Der Religionssoziologe DETLEF POLLACK, Universität Münster, kommt in einer Studie aufgrund repräsentativ erhobener Daten zu dem Ergebnis, dass Konfessionslosigkeit überdurchschnittlich oft zusammen mit den Merkmalen männlich, hochgebildet, Stadtbewohner, Besserverdiener auftritt. Der Befund lässt wohl klar die Deutung zu, dass von diesen Befragten ein Gegensatz empfunden wird zwischen Glauben und Wissen. Von diesen Konfessionslosen stimmten ferner drei von fünf der Aussage zu: »Ich glaube nicht, dass es einen persönlichen Gott, irgendein höheres Wesen oder eine geistige Macht gibt«. (uwelehnert.de)

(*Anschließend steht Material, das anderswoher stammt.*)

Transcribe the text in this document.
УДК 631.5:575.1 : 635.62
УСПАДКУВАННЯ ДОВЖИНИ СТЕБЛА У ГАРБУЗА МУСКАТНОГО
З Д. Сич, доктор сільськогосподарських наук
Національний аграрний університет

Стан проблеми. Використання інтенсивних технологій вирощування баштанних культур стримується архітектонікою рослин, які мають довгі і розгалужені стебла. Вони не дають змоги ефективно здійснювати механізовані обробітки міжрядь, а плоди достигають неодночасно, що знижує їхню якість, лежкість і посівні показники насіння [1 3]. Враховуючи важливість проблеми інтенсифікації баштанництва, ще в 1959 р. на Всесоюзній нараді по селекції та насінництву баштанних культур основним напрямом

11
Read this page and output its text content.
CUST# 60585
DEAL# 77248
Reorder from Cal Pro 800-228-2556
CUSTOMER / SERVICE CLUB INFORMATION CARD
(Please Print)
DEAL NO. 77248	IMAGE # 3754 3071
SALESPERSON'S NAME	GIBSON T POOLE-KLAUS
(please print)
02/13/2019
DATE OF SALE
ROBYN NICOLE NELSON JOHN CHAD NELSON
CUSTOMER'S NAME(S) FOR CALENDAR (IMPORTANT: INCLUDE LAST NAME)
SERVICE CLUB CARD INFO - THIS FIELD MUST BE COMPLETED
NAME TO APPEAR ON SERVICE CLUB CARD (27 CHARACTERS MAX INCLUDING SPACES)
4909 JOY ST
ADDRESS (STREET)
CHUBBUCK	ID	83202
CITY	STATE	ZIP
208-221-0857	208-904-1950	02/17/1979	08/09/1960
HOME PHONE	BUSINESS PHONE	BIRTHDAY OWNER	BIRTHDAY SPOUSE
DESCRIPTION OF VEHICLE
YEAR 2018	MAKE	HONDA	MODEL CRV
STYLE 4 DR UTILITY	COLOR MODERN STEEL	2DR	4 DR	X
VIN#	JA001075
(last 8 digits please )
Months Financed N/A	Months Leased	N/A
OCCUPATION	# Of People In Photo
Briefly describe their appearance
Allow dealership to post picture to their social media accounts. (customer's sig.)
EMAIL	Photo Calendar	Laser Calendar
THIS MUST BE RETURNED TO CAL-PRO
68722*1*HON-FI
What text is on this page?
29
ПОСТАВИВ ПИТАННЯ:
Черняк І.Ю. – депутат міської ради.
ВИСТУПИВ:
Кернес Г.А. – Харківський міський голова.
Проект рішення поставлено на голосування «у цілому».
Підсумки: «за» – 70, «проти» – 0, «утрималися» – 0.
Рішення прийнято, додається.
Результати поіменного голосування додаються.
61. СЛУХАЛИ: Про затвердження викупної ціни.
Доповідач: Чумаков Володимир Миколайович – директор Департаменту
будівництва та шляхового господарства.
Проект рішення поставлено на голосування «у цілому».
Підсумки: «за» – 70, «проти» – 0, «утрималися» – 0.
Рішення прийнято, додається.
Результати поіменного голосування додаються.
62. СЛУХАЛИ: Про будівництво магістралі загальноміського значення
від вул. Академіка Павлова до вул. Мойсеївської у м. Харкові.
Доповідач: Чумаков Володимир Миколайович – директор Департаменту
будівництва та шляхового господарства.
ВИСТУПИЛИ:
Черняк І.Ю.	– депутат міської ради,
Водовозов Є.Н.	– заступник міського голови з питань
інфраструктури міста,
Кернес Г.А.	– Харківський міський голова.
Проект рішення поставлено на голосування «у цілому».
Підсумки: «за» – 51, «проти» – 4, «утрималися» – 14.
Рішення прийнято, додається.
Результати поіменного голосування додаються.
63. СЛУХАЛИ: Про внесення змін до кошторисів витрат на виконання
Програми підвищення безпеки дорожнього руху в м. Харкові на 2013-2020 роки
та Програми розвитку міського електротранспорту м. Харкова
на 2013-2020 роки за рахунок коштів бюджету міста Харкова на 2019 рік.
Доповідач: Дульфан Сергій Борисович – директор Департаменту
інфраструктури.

(Quelle: Detlef Pollack: Rückkehr des Religiösen? Studien zum religiösen Wandel in Deutschland und Europa II. Verlag Mohr Siebeck, Tübingen 2009. Siehe auch unter: http://www.uni-muenster.de/Religion-und-Politik/)
Antworten
"Religionen sind wie Leuchtwürmer. Sie bedürfen der Dunkelheit, um zu leuchten."
-Schopenhauer-
Antworten
Zitat: „Eine Möglichkeit ist, dass die Religion wie eine Art emotionale Bewältigungsstrategie wirkt.“
Diese Strategien werden auch "Coping-Strategien" genannt.
Weiterführende Literatur: Religionsethik, Dagmar Fenner
Religiosität floriert bei unsicheren Lebensverhältnissen, während der Säkularismus mit größerer Sicherheit und Lebensqualität einhergeht (Quelle 6, vgl. S. 103). Anders ausgedrückt stellen wohlhabende und egalitäre Gesellschaften ihre Bürger seltener vor existenzielle Lebensrisiken und bieten offenbar weniger Anlass im Glauben Halt zu suchen.